Этот мальчик не просто выживет, он себя еще покажет. Это граф Алексей Бобринский, которого Екатерина будет опекать много лет, да и Орловы тоже.

Он удался внешностью больше в мать, а вот нравом в отца, а потому доставил много трудных минут Екатерине-императрице, вынужденной то выплачивать за него долги чести (карточные) в Париже, то воевать против его решения жениться на ком попало, то заставлять хоть как-то заняться делом… Но это тоже позже…

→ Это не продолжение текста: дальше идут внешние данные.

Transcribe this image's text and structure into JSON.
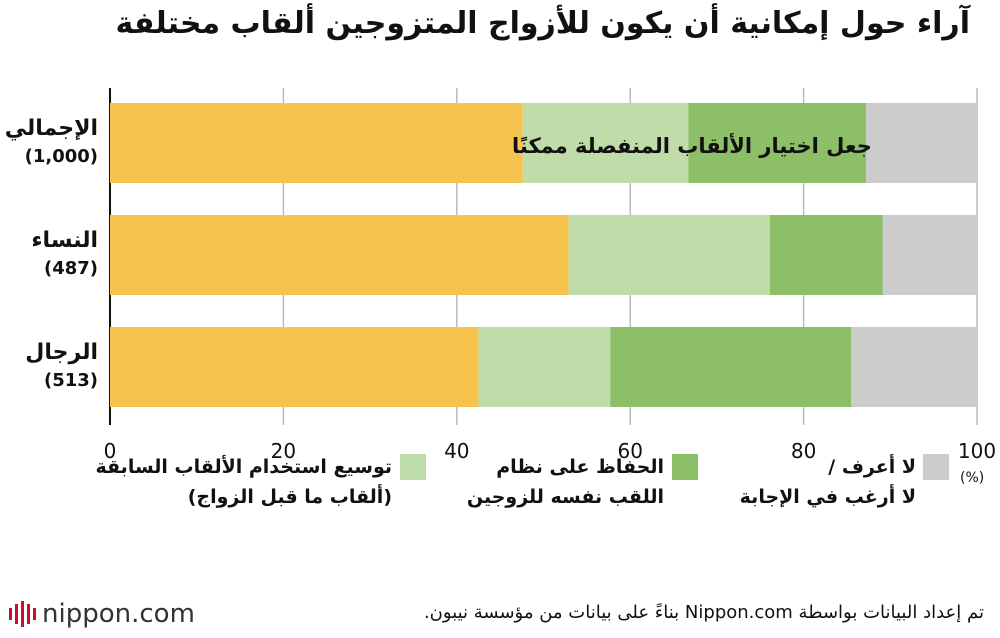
{
  "chart_data": {
    "type": "bar",
    "orientation": "horizontal",
    "stacked": true,
    "title": "آراء حول إمكانية أن يكون للأزواج المتزوجين ألقاب مختلفة",
    "categories": [
      {
        "name": "الإجمالي",
        "count": "(1,000)"
      },
      {
        "name": "النساء",
        "count": "(487)"
      },
      {
        "name": "الرجال",
        "count": "(513)"
      }
    ],
    "series": [
      {
        "name": "جعل اختيار الألقاب المنفصلة ممكنًا",
        "color": "#f7c34f",
        "values": [
          47.6,
          52.9,
          42.5
        ]
      },
      {
        "name": "توسيع استخدام الألقاب السابقة (ألقاب ما قبل الزواج)",
        "color": "#bfdca9",
        "values": [
          19.1,
          23.2,
          15.2
        ]
      },
      {
        "name": "الحفاظ على نظام اللقب نفسه للزوجين",
        "color": "#8cbf68",
        "values": [
          20.5,
          13.0,
          27.8
        ]
      },
      {
        "name": "لا أعرف / لا أرغب في الإجابة",
        "color": "#cccccc",
        "values": [
          12.8,
          10.9,
          14.5
        ]
      }
    ],
    "inline_label": "جعل اختيار الألقاب المنفصلة ممكنًا",
    "xlim": [
      0,
      100
    ],
    "xticks": [
      "0",
      "20",
      "40",
      "60",
      "80",
      "100"
    ],
    "unit": "(%)",
    "grid": true
  },
  "legend": [
    {
      "line1": "لا أعرف /",
      "line2": "لا أرغب في الإجابة",
      "color": "#cccccc"
    },
    {
      "line1": "الحفاظ على نظام",
      "line2": "اللقب نفسه للزوجين",
      "color": "#8cbf68"
    },
    {
      "line1": "توسيع استخدام الألقاب السابقة",
      "line2": "(ألقاب ما قبل الزواج)",
      "color": "#bfdca9"
    }
  ],
  "source": "تم إعداد البيانات بواسطة Nippon.com بناءً على بيانات من مؤسسة نيبون.",
  "logo": "nippon.com",
  "logo_icon": "nippon-logo-icon"
}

Петр вернулся во дворец уже утром, весь в саже, но довольный и возбужденный. Ночное происшествие заставило его забыть о поездке в Шлиссельбург и заключенном в крепости Иоанне Антоновиче. У императора была новая идея: он должен отвоевать у Дании когда-то отобранные ею земли Голштинии!

— Решено: война с Данией! И немедленно!

Он смотрел на супругу, одетую, как обычно, а не в широкое черное платье, и не мог понять, что изменилось. Первой сообразила Воронцова:

— О, переоделась!

— Переезжаем в Ораниенбаум! Павла оставишь с Паниным в Петербурге.

Хотелось крикнуть, чтобы ехал один, но Екатерина благоразумно промолчала. В Ораниенбауме ей будет проще держаться от него подальше.

— Жить будешь в Петергофе в Монплезире!

— Но в моих покоях моя мебель…

— Мне твоя мебель не нужна! Ты слышала? Не нужна! — И вдруг объявил: — Дядя Георг Голштинский приезжает!

Как в эту минуту Екатерина порадовалась, что уже родила… Георг давным-давно был в нее влюблен, именно с Георгом Фрикен узнала, что такое первый поцелуй. Если честно, то видеть кого-либо из родственников ей вовсе не хотелось, слишком откровенно унижал ее муж. Она не знала, что дядя в нужный момент сумеет ее спасти…

Екатерина из тех женщин, которых беременность и роды красят. У нее не выпадали волосы. Не крошились зубы, не темнела кожа… А уж после родов она обычно немыслимо хорошела. Так и в этот раз, тем более обошлось без осложнений. И Шкурин сообщал, что малыш чувствует себя хорошо.

Примчавшийся в Петергоф Орлов радовался, как дитя:

— Катиш, ты стала просто красавицей!

— А была?

— Я так соскучился…

Она отвела его руку:

— Нельзя, Гриша, пока нельзя… Еще раз скрыть беременность мне не удастся.

Как ни был взбалмошен Григорий, опасность понял даже он, только вздохнул:

— Долго?

Она пожала плечами.

— Катя, давай мы его сбросим?

— Вокруг императора полно войск, он собирает армию ради возвращения себе Шлезвига. Не время.

— Ждать, ждать, ждать! Терпеть не могу ждать!

Екатерине очень хотелось сказать, что это главное, чем она до сих пор занималась, вдруг подумалось, что Орлов может быть прав, как бы не оказалось поздно… Но пока нужны были деньги, а получить их можно только у иностранцев, свои, русские, не дадут, побоятся.